In Search of Antioxidants
Antioxidants are organic molecules so large and complex they are able to donate an electron or two to free radical molecules that have unpaired electrons. The free radicals are the bad actor molecules that go around “stealing” electrons from other molecules. The electron theft causes oxidation and, in living organisms, can result in cell damage. Excessive oxidation is associated with infection and inflammation, and when it’s unchecked, can lead to chronic, systemic, inflammatory diseases such as diabetes, rheumatoid arthritis, cardiovascular disease, and many others.
Scientists agree that antioxidants have great health benefits. But how do you get them?
There are two primary ways to deliver antioxidants to the body. One is topically, as seen in high-end skin care products or antioxidant toothpastes and other oral care products. The other is through ingestion.
Scientists, doctors and nutritionists have been saying for decades that the very best source for ingested antioxidants is fresh foods. Fruits, vegetables, berries, nuts and some whole grains are jumping with antioxidants and other healthy components. People who eat a varied diet, heavy on the fruits and veggies, are usually getting ample antioxidants.
But since someone discovered how to isolate and synthesize antioxidants and vitamins in the mid-twentieth century, food and beverage manufacturers have struggled mightily to amplify their products with more healthy ingredients. Vitamins have been in vogue for several decades. In just the past couple of decades, antioxidants have become all the rage.
Antioxidant beverages, antioxidant additives, antioxidant pills. Consumers need to be cautious and canny about many antioxidant-infused products because not all antioxidant sources are equal. Different foods-even natural foods-can vary by factors of a thousand in the content of antioxidants. Spices and herbs tend to exceptionally high. Also, berries, fruits, nuts, chocolate, and vegetables have high antioxidant values. An internet search can be helpful in determining the actual antioxidant potential.

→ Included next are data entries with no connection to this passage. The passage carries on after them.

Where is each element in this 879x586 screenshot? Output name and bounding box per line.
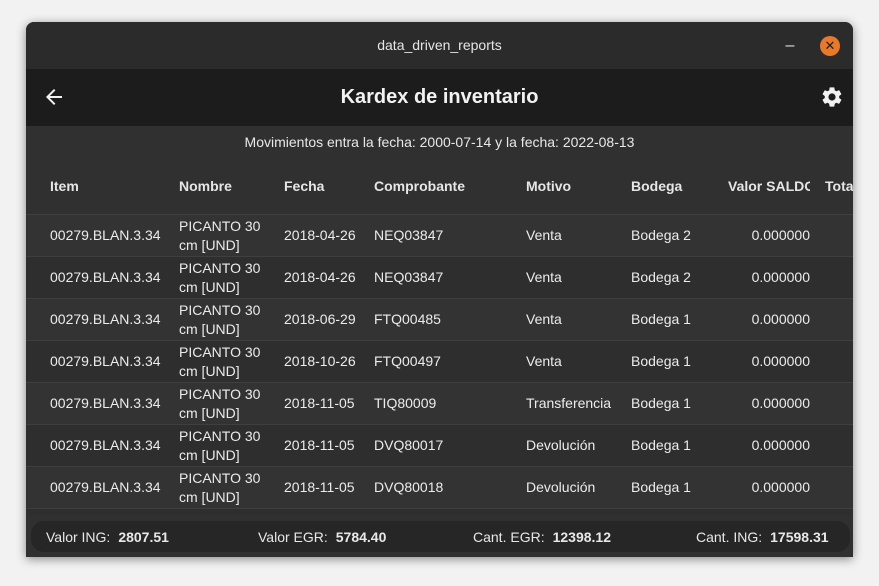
cell-item: 00279.BLAN.3.34 (50, 479, 161, 495)
cell-nombre: PICANTO 30 cm [UND] (179, 302, 261, 337)
cell-comprobante: DVQ80018 (374, 479, 444, 495)
cell-nombre: PICANTO 30 (179, 511, 269, 515)
cant-ing-value: 17598.31 (770, 529, 829, 545)
col-header-item[interactable]: Item (50, 178, 79, 194)
valor-ing-value: 2807.51 (118, 529, 169, 545)
cell-item: 00279.BLAN.3.34 (50, 395, 161, 411)
cell-valor: 0.000000 (751, 437, 810, 453)
cell-fecha: 2018-11-05 (284, 479, 355, 495)
date-range-subtitle: Movimientos entra la fecha: 2000-07-14 y… (244, 134, 635, 150)
cell-valor: 0.000000 (751, 395, 810, 411)
minimize-button[interactable]: – (780, 36, 800, 56)
table-row[interactable]: 00279.BLAN.3.34 PICANTO 30 cm [UND] 2018-1… (26, 424, 853, 466)
app-bar: Kardex de inventario (26, 69, 853, 126)
table-header: Item Nombre Fecha Comprobante Motivo Bod… (26, 172, 853, 202)
cell-motivo: Venta (526, 269, 562, 285)
valor-ing-label: Valor ING: (46, 529, 111, 545)
col-header-bodega[interactable]: Bodega (631, 178, 682, 194)
cell-valor: 0.000000 (751, 227, 810, 243)
cant-egr-summary: Cant. EGR: 12398.12 (473, 529, 611, 545)
cell-bodega: Bodega 1 (631, 395, 691, 411)
cell-valor: 0.000000 (751, 479, 810, 495)
cell-bodega: Bodega 2 (631, 227, 691, 243)
cell-bodega: Bodega 1 (631, 311, 691, 327)
window-titlebar[interactable]: data_driven_reports – ✕ (26, 22, 853, 69)
table-row[interactable]: 00279.BLAN.3.34 PICANTO 30 cm [UND] 2018-0… (26, 298, 853, 340)
cell-motivo: Devolución (526, 479, 596, 495)
cell-item: 00279.BLAN.3.34 (50, 353, 161, 369)
cell-comprobante: FTQ00485 (374, 311, 441, 327)
col-header-nombre[interactable]: Nombre (179, 178, 232, 194)
cell-valor: 0.000000 (751, 269, 810, 285)
cell-nombre: PICANTO 30 cm [UND] (179, 218, 261, 253)
cell-motivo: Venta (526, 227, 562, 243)
cell-nombre: PICANTO 30 cm [UND] (179, 470, 261, 505)
cell-comprobante: FTQ00497 (374, 353, 441, 369)
col-header-fecha[interactable]: Fecha (284, 178, 324, 194)
table-row[interactable]: PICANTO 30 (26, 508, 853, 515)
table-row[interactable]: 00279.BLAN.3.34 PICANTO 30 cm [UND] 2018-1… (26, 340, 853, 382)
table-row[interactable]: 00279.BLAN.3.34 PICANTO 30 cm [UND] 2018-0… (26, 214, 853, 256)
cell-nombre: PICANTO 30 cm [UND] (179, 428, 261, 463)
cell-motivo: Transferencia (526, 395, 612, 411)
cell-comprobante: DVQ80017 (374, 437, 444, 453)
cell-bodega: Bodega 1 (631, 353, 691, 369)
table-body[interactable]: 00279.BLAN.3.34 PICANTO 30 cm [UND] 2018-0… (26, 214, 853, 515)
cell-fecha: 2018-04-26 (284, 269, 356, 285)
col-header-total[interactable]: Total (825, 178, 853, 194)
cell-motivo: Devolución (526, 437, 596, 453)
cell-motivo: Venta (526, 353, 562, 369)
gear-icon (822, 87, 842, 107)
col-header-valor-saldo[interactable]: Valor SALDO (728, 178, 810, 194)
cell-comprobante: NEQ03847 (374, 269, 444, 285)
cell-comprobante: NEQ03847 (374, 227, 444, 243)
cell-nombre: PICANTO 30 cm [UND] (179, 344, 261, 379)
app-window: data_driven_reports – ✕ Kardex de invent… (26, 22, 853, 557)
settings-button[interactable] (820, 85, 844, 109)
col-header-comprobante[interactable]: Comprobante (374, 178, 465, 194)
table-row[interactable]: 00279.BLAN.3.34 PICANTO 30 cm [UND] 2018-0… (26, 256, 853, 298)
cell-nombre: PICANTO 30 cm [UND] (179, 260, 261, 295)
cell-motivo: Venta (526, 311, 562, 327)
valor-egr-label: Valor EGR: (258, 529, 328, 545)
cell-fecha: 2018-06-29 (284, 311, 356, 327)
cell-item: 00279.BLAN.3.34 (50, 437, 161, 453)
window-title: data_driven_reports (377, 37, 502, 53)
valor-egr-summary: Valor EGR: 5784.40 (258, 529, 386, 545)
cant-egr-label: Cant. EGR: (473, 529, 545, 545)
valor-egr-value: 5784.40 (335, 529, 387, 545)
table-row[interactable]: 00279.BLAN.3.34 PICANTO 30 cm [UND] 2018-1… (26, 466, 853, 508)
cell-fecha: 2018-04-26 (284, 227, 356, 243)
cell-bodega: Bodega 2 (631, 269, 691, 285)
cell-bodega: Bodega 1 (631, 437, 691, 453)
page-title: Kardex de inventario (340, 86, 539, 108)
cant-egr-value: 12398.12 (552, 529, 611, 545)
col-header-motivo[interactable]: Motivo (526, 178, 571, 194)
cell-fecha: 2018-11-05 (284, 437, 355, 453)
cell-item: 00279.BLAN.3.34 (50, 311, 161, 327)
cell-valor: 0.000000 (751, 311, 810, 327)
cell-item: 00279.BLAN.3.34 (50, 269, 161, 285)
totals-bar: Valor ING: 2807.51 Valor EGR: 5784.40 Cant… (31, 521, 850, 552)
cell-valor: 0.000000 (751, 353, 810, 369)
cell-bodega: Bodega 1 (631, 479, 691, 495)
table-row[interactable]: 00279.BLAN.3.34 PICANTO 30 cm [UND] 2018-1… (26, 382, 853, 424)
cell-fecha: 2018-10-26 (284, 353, 356, 369)
cell-comprobante: TIQ80009 (374, 395, 437, 411)
valor-ing-summary: Valor ING: 2807.51 (46, 529, 169, 545)
cant-ing-summary: Cant. ING: 17598.31 (696, 529, 829, 545)
cant-ing-label: Cant. ING: (696, 529, 763, 545)
cell-item: 00279.BLAN.3.34 (50, 227, 161, 243)
close-button[interactable]: ✕ (820, 36, 840, 56)
cell-fecha: 2018-11-05 (284, 395, 355, 411)
cell-nombre: PICANTO 30 cm [UND] (179, 386, 261, 421)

Processed foods, beverages, or supplements may contain one or more synthesized antioxidants, but it can be difficult to be sure they are in the proper form or concentration to be effective.
Topical antioxidants, applied directly to skin or other surface cells, are newer products. Here, too, consumers should be cautious about how effective a skin cream or antioxidant toothpaste or other product might be. Research to understand the types of antioxidants and the science behind the product is advisable.
If you’re serious about taking advantage of the health benefits of antioxidants, stick with eating a great diet and searching out high-quality topical products, such as antioxidant toothpaste, oral care or skin care items.